Italy, through the scientific and financial contribution of the Italian Space Agency (ASI), plays an important role in Euclid, having participated from the beginning in the design and construction of the mission's instruments and being responsible for coordinating the preliminary analysis of the huge amount of data on the ground (Science Ground Segment). The scientific institutes involved in the construction of the instruments and the scientific activities in preparation for the mission are the National Institute of Astrophysics (INAF), the National Institute of Nuclear Physics (INFN), the University of Bologna, the University of Milan, the University of Genoa, the University of Roma Tre, the University of Ferrara, the University of Trieste, the International School for Advanced Studies (SISSA) in Trieste, and the Centro di Ateneo di Studi e Attività Spaziali in Padua. Also of particular importance is the contribution of the Italian space industries, which were involved in the forefront of all phases of Euclid's realization. These include Thales Alenia Space, lead company for the construction of the satellite and its service module, and responsible for its transfer to Cape Canaveral, OHB Italia of Milan, SAB Aerospace S.r.L. of Benevento and TEMIS S.r.L. of Milan, and, for the Italian Science Data Center, ALTEC of Turin.

Euclid is a European mission, built and operated by ESA, with contributions from NASA. Selected by ESA in 2011, it was formally adopted into the agency's science program in 2012. The Euclid Consortium, consisting of more than 2,000 scientists from 300 institutes in 13 European countries, and the United States, Canada and Japan, provided the scientific instruments and analysis of scientific data.

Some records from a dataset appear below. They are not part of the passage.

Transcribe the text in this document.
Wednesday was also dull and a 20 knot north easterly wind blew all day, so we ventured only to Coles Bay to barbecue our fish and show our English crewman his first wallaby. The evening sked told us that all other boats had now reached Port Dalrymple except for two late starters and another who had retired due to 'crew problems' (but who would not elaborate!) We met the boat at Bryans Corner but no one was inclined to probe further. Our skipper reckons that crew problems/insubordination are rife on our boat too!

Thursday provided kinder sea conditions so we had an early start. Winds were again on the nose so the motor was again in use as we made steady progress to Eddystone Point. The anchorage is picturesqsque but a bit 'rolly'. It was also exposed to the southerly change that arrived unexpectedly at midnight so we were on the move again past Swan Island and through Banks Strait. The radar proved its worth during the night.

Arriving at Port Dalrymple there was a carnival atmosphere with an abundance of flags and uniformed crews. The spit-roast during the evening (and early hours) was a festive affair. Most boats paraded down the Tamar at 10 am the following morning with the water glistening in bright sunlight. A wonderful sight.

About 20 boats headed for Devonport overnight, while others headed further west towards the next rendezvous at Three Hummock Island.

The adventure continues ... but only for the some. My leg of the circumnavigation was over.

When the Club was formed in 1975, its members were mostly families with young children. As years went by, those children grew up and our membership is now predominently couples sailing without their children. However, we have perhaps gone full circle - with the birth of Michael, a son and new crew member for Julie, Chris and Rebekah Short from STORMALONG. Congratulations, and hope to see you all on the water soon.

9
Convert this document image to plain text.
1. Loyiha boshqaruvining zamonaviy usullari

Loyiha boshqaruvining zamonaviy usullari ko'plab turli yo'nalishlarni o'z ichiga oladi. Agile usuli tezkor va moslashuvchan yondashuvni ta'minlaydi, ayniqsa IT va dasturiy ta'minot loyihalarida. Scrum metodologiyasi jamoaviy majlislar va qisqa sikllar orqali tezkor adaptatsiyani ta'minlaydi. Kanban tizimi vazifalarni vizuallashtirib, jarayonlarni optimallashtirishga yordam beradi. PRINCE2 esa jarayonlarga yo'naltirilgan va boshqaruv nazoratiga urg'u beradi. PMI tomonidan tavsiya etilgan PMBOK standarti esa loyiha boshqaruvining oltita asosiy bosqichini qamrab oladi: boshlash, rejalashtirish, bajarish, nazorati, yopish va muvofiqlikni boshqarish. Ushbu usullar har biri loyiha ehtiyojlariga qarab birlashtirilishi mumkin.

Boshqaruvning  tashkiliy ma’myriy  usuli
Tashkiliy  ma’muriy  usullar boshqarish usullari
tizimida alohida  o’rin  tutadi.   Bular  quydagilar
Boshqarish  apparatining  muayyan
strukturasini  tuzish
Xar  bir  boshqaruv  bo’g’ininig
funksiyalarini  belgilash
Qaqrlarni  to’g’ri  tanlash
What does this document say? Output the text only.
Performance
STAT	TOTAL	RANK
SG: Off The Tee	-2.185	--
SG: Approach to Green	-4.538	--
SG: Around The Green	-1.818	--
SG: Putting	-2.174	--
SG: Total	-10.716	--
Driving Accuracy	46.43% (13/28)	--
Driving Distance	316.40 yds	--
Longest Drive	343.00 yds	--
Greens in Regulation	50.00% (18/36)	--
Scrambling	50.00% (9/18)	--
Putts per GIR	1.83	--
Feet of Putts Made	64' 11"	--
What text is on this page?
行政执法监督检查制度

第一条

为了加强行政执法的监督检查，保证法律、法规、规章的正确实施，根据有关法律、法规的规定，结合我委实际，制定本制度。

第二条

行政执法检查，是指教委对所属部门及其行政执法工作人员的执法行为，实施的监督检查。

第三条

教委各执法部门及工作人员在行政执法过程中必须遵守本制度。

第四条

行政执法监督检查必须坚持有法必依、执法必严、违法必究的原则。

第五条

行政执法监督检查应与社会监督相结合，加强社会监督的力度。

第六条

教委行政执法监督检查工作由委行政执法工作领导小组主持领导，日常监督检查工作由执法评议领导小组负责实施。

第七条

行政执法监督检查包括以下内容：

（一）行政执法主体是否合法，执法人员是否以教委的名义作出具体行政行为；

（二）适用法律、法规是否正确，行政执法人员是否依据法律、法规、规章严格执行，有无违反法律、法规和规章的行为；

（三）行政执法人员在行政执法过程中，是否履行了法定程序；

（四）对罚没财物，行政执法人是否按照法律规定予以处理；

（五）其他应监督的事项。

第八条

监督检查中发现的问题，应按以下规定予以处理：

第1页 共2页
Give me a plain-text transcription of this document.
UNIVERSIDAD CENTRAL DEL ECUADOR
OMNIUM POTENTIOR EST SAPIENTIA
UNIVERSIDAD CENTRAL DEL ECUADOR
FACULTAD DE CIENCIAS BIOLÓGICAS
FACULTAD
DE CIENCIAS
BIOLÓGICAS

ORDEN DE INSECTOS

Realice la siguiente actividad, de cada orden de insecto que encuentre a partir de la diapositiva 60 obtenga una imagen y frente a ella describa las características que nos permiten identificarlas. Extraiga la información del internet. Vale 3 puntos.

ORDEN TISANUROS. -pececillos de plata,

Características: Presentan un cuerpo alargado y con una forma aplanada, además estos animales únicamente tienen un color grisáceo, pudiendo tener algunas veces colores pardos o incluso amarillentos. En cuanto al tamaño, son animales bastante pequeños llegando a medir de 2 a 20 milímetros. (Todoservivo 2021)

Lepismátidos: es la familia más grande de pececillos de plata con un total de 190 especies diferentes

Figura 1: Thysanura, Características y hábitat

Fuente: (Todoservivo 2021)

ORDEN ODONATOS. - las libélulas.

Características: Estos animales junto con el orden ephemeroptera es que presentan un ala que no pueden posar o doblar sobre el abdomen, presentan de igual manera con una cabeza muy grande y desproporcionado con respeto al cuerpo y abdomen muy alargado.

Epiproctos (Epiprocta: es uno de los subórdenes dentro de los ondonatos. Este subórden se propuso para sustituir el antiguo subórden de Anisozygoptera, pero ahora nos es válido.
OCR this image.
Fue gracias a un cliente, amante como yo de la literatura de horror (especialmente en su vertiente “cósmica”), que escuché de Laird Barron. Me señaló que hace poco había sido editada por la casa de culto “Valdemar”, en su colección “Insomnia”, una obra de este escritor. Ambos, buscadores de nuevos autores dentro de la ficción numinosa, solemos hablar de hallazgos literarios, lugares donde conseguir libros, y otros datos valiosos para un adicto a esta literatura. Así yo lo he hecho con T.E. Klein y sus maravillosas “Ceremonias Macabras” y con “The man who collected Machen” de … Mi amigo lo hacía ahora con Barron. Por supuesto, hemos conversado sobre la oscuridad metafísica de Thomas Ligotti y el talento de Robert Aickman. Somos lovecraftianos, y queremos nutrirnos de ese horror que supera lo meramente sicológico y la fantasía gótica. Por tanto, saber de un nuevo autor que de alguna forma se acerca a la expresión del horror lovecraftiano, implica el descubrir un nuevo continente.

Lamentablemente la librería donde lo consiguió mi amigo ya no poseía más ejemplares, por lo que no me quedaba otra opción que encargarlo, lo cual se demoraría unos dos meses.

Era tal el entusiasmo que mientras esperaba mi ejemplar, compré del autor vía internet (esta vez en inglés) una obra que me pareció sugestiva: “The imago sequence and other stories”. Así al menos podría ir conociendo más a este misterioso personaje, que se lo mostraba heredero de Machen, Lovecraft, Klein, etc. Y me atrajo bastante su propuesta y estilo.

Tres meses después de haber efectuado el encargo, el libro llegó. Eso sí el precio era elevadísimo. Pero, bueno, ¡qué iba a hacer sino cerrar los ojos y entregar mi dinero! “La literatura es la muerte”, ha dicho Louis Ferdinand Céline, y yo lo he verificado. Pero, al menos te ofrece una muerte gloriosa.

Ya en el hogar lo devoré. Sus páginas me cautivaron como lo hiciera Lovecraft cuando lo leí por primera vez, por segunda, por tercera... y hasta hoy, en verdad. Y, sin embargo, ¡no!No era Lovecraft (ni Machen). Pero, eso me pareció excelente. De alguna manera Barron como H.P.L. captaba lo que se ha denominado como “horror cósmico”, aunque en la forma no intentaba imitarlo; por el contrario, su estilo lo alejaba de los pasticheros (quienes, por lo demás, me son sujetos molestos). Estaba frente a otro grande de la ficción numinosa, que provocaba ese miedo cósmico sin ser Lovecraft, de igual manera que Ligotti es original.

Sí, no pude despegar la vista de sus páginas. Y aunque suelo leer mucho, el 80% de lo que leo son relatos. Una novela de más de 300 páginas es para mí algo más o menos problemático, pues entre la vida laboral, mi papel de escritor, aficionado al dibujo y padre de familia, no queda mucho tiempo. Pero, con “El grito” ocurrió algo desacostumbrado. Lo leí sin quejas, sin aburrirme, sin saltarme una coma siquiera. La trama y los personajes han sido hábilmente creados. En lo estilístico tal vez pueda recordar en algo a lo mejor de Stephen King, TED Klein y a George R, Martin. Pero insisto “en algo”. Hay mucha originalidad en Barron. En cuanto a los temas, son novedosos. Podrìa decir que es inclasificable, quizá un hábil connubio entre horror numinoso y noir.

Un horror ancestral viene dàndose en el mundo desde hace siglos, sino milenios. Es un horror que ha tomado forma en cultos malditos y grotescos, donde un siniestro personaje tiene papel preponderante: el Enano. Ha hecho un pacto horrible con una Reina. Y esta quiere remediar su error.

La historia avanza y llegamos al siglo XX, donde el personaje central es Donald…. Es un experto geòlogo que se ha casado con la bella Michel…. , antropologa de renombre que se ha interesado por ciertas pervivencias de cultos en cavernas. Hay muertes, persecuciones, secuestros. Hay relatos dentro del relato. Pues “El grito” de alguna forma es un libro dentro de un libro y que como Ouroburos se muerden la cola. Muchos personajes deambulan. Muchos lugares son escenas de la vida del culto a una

To date, cosmological studies confirm that the universe is expanding at an accelerated rate, and one of Euclid's goals will be to understand what the nature and properties of dark energy, the source responsible for this acceleration and as yet unknown, are. Dark energy alone accounts for about 70 percent of the current energy content of the cosmos. Together with dark matter, which does not emit light but whose presence can be inferred through gravitational interaction with ordinary matter, dark energy controls the past, present and future evolution of the universe. Euclid's observations will thus explore how the universe has evolved over the past ten billion years, answering fundamental questions about how gravity works, the physics of the early universe, and the initial conditions from which the cosmic structures we observe today originated.

The Euclid satellite, which will be put into orbit on a Space X Falcon 9 rocket, consists of a 1.2-m diameter telescope and is equipped with two scientific instruments capable of making complementary observations: a 610-megapixel camera operating in the visible wavelengths (VIS - VISibile imager) and a near-infrared spectrometer and photometer (NISP - Near Infrared Spectrometer and Photometer). The two instruments will make it possible, respectively, to measure with high precision the distribution of both ordinary and dark matter, testing the equations governing the evolution of the universe and the effects of gravity on a very large scale. These measurements will also have a great impact on particle physics, particularly in understanding one of the most elusive particles in the universe, the neutrino.